“Total confirms the withdrawal of all its personnel from the Mozambique LNG project in (the) Afungi peninsula. This situation leads Total, as the operator of the Mozambique LNG project, to declare force majeure,” the company said in a statement on Monday. (04.26.2021). The French oil group thus confirmed the suspension of its gigantic gas project in northeastern Mozambique, interrupted after a jihadist attack in early April.
The declaration of “force majeure” is adduced when exceptional conditions prevent the continuation of a work and the execution of related contracts. The company expressed its solidarity with the local government and population and hoped that the action taken by the country’s authorities and its regional and international partners will allow the restoration of lasting stability in the province of Cabo Delgado.
Mozambique’s main business organization announced on April 21 the suspension of contracts signed by the French oil giant with at least two construction companies. Total halted this project in early April after armed groups attacked the nearby port city of Palma on March 24, killing dozens of people.

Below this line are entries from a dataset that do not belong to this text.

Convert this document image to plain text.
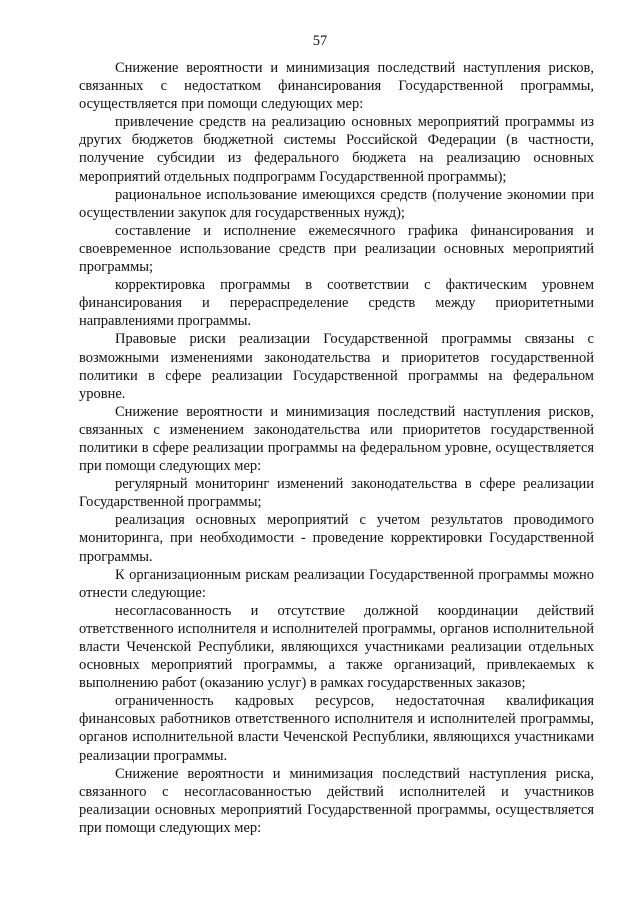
57

Снижение вероятности и минимизация последствий наступления рисков, связанных с недостатком финансирования Государственной программы, осуществляется при помощи следующих мер:

привлечение средств на реализацию основных мероприятий программы из других бюджетов бюджетной системы Российской Федерации (в частности, получение субсидии из федерального бюджета на реализацию основных мероприятий отдельных подпрограмм Государственной программы);

рациональное использование имеющихся средств (получение экономии при осуществлении закупок для государственных нужд);

составление и исполнение ежемесячного графика финансирования и своевременное использование средств при реализации основных мероприятий программы;

корректировка программы в соответствии с фактическим уровнем финансирования и перераспределение средств между приоритетными направлениями программы.

Правовые риски реализации Государственной программы связаны с возможными изменениями законодательства и приоритетов государственной политики в сфере реализации Государственной программы на федеральном уровне.

Снижение вероятности и минимизация последствий наступления рисков, связанных с изменением законодательства или приоритетов государственной политики в сфере реализации программы на федеральном уровне, осуществляется при помощи следующих мер:

регулярный мониторинг изменений законодательства в сфере реализации Государственной программы;

реализация основных мероприятий с учетом результатов проводимого мониторинга, при необходимости - проведение корректировки Государственной программы.

К организационным рискам реализации Государственной программы можно отнести следующие:

несогласованность и отсутствие должной координации действий ответственного исполнителя и исполнителей программы, органов исполнительной власти Чеченской Республики, являющихся участниками реализации отдельных основных мероприятий программы, а также организаций, привлекаемых к выполнению работ (оказанию услуг) в рамках государственных заказов;

ограниченность кадровых ресурсов, недостаточная квалификация финансовых работников ответственного исполнителя и исполнителей программы, органов исполнительной власти Чеченской Республики, являющихся участниками реализации программы.

Снижение вероятности и минимизация последствий наступления риска, связанного с несогласованностью действий исполнителей и участников реализации основных мероприятий Государственной программы, осуществляется при помощи следующих мер:
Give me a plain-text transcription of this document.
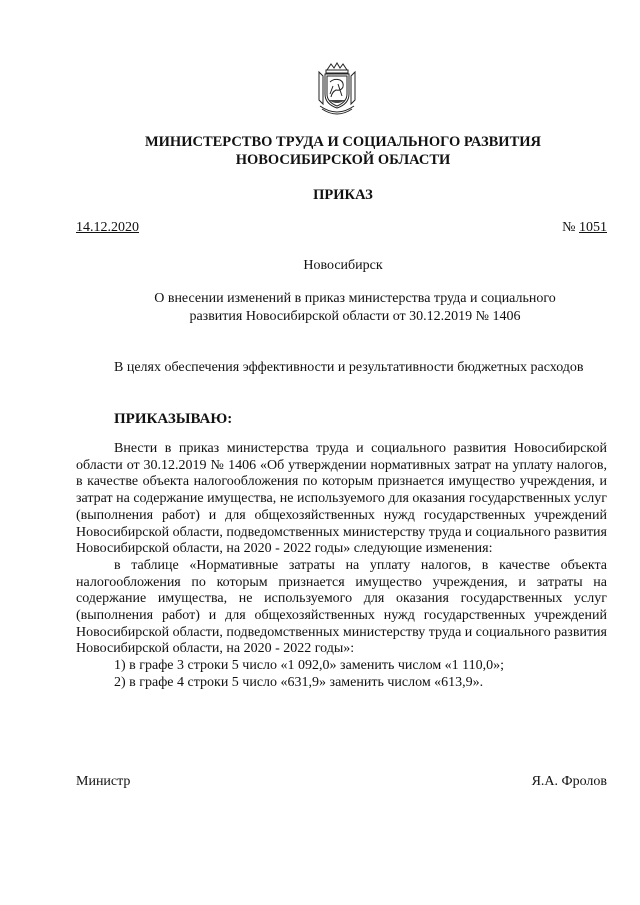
МИНИСТЕРСТВО ТРУДА И СОЦИАЛЬНОГО РАЗВИТИЯ
НОВОСИБИРСКОЙ ОБЛАСТИ
ПРИКАЗ
14.12.2020	№ 1051
Новосибирск
О внесении изменений в приказ министерства труда и социального
развития Новосибирской области от 30.12.2019 № 1406

В целях обеспечения эффективности и результативности бюджетных расходов

ПРИКАЗЫВАЮ:

Внести в приказ министерства труда и социального развития Новосибирской области от 30.12.2019 № 1406 «Об утверждении нормативных затрат на уплату налогов, в качестве объекта налогообложения по которым признается имущество учреждения, и затрат на содержание имущества, не используемого для оказания государственных услуг (выполнения работ) и для общехозяйственных нужд государственных учреждений Новосибирской области, подведомственных министерству труда и социального развития Новосибирской области, на 2020 - 2022 годы» следующие изменения:

в таблице «Нормативные затраты на уплату налогов, в качестве объекта налогообложения по которым признается имущество учреждения, и затраты на содержание имущества, не используемого для оказания государственных услуг (выполнения работ) и для общехозяйственных нужд государственных учреждений Новосибирской области, подведомственных министерству труда и социального развития Новосибирской области, на 2020 - 2022 годы»:

1) в графе 3 строки 5 число «1 092,0» заменить числом «1 110,0»;

2) в графе 4 строки 5 число «631,9» заменить числом «613,9».

Министр	Я.А. Фролов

Attack in Palma after announcement of the reactivation of the works
The siege on the city took place shortly after Total and the government of Mozambican President Filipe Nyusi announced that they would “soon” resume construction activities on the project in Afungi “with the implementation of additional security measures.” On March 27, however, the company announced the suspension of the reactivation of that project and reduced its workforce in the area to a minimum, from which it has now confirmed a complete withdrawal.
The attack was claimed by the jihadist group Islamic State (IS). The Mozambique LNG project, led by Total within a consortium, represents a total investment of 20,000 million euros (24,000 million dollars). The jihadist organization Al Shabab, unrelated to the Somalia group of the same name, has been terrorizing northern Mozambique since 2017, causing thousands of deaths and nearly 700,000 displaced citizens to date.

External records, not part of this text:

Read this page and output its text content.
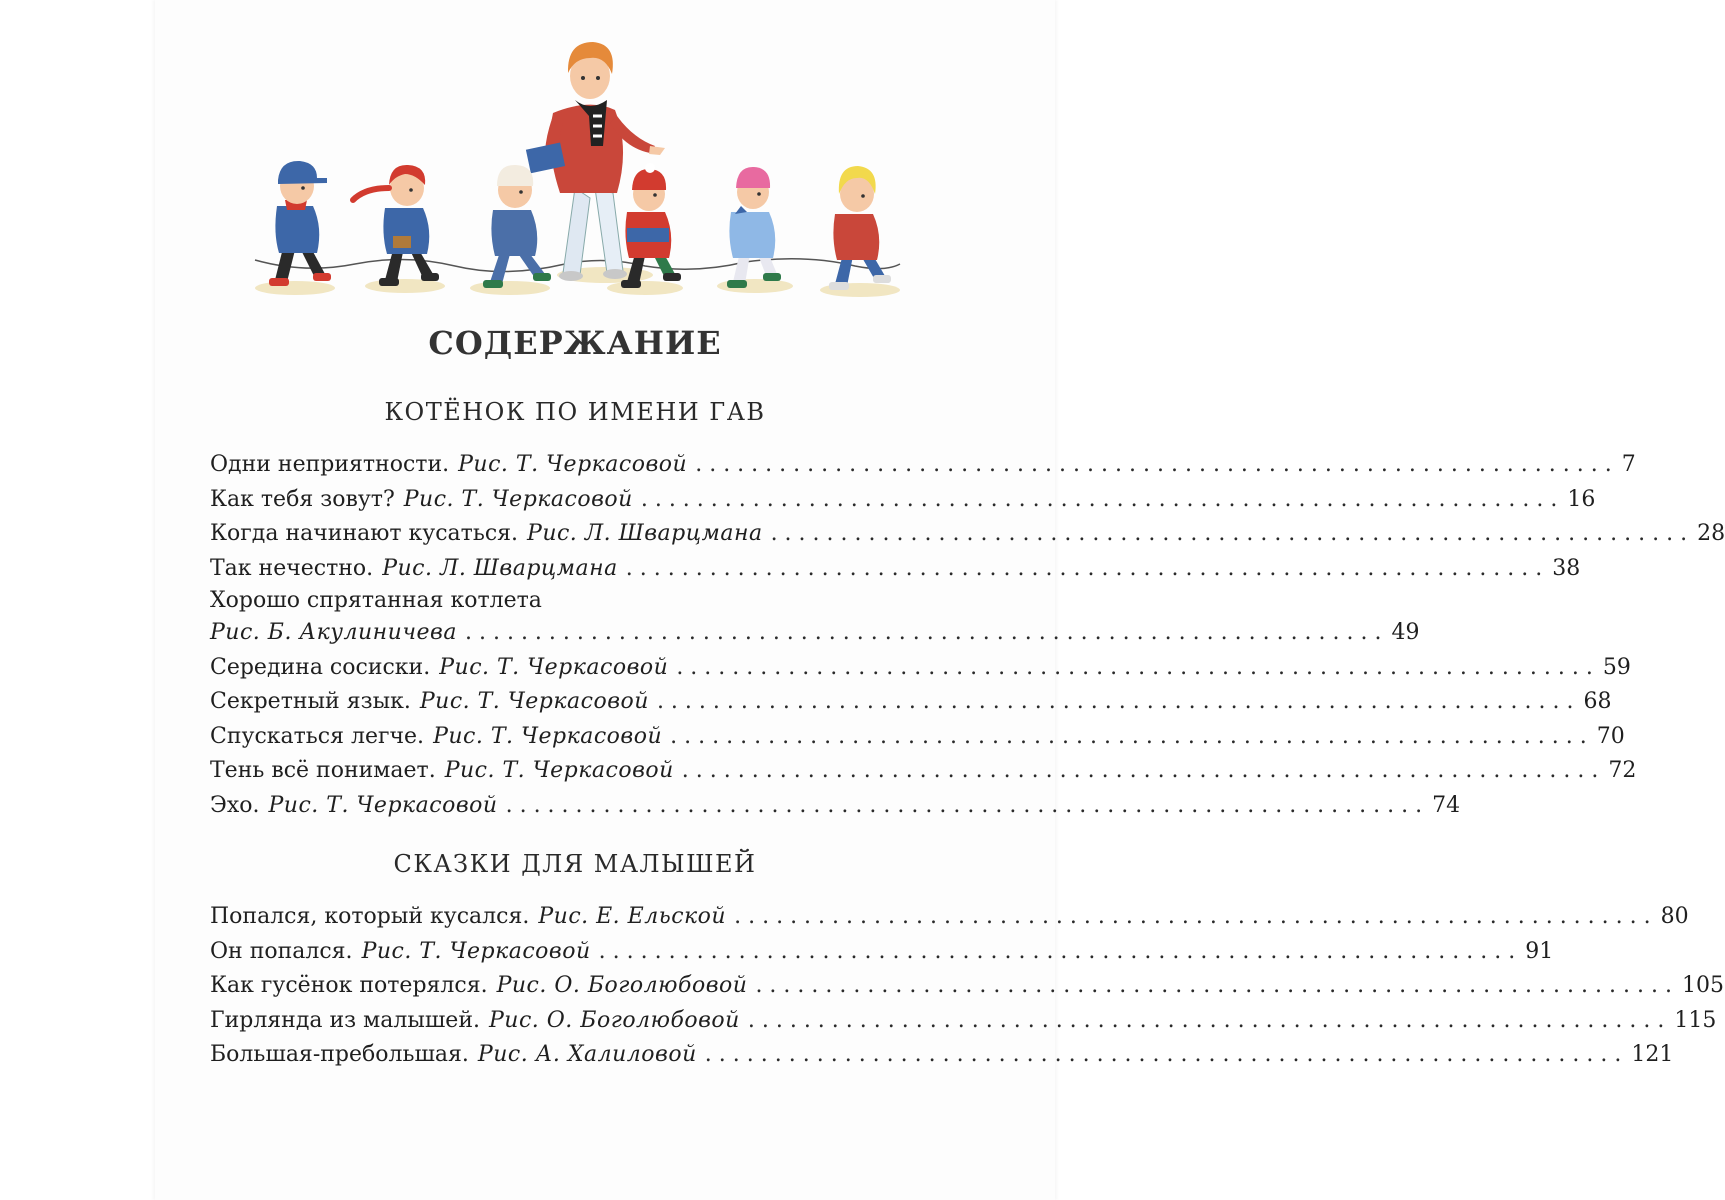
СОДЕРЖАНИЕ
КОТЁНОК ПО ИМЕНИ ГАВ
Одни неприятности. Рис. Т. Черкасовой .................................................................. 7
Как тебя зовут? Рис. Т. Черкасовой .................................................................. 16
Когда начинают кусаться. Рис. Л. Шварцмана .................................................................. 28
Так нечестно. Рис. Л. Шварцмана .................................................................. 38
Хорошо спрятанная котлета
Рис. Б. Акулиничева .................................................................. 49
Середина сосиски. Рис. Т. Черкасовой .................................................................. 59
Секретный язык. Рис. Т. Черкасовой .................................................................. 68
Спускаться легче. Рис. Т. Черкасовой .................................................................. 70
Тень всё понимает. Рис. Т. Черкасовой .................................................................. 72
Эхо. Рис. Т. Черкасовой .................................................................. 74
СКАЗКИ ДЛЯ МАЛЫШЕЙ
Попался, который кусался. Рис. Е. Ельской .................................................................. 80
Он попался. Рис. Т. Черкасовой .................................................................. 91
Как гусёнок потерялся. Рис. О. Боголюбовой .................................................................. 105
Гирлянда из малышей. Рис. О. Боголюбовой .................................................................. 115
Большая-пребольшая. Рис. А. Халиловой .................................................................. 121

The Mozambique LNG project to build a natural gas liquefaction plant with a capacity of 13.1 million tons per year in that African country had obtained funding of 14.9 billion dollars, as announced by Total last July. The financing agreement, the largest for a project of this type in Africa, according to the company, was closed with loans signed by eight export credit agencies, 19 commercial banks and the African Development Bank.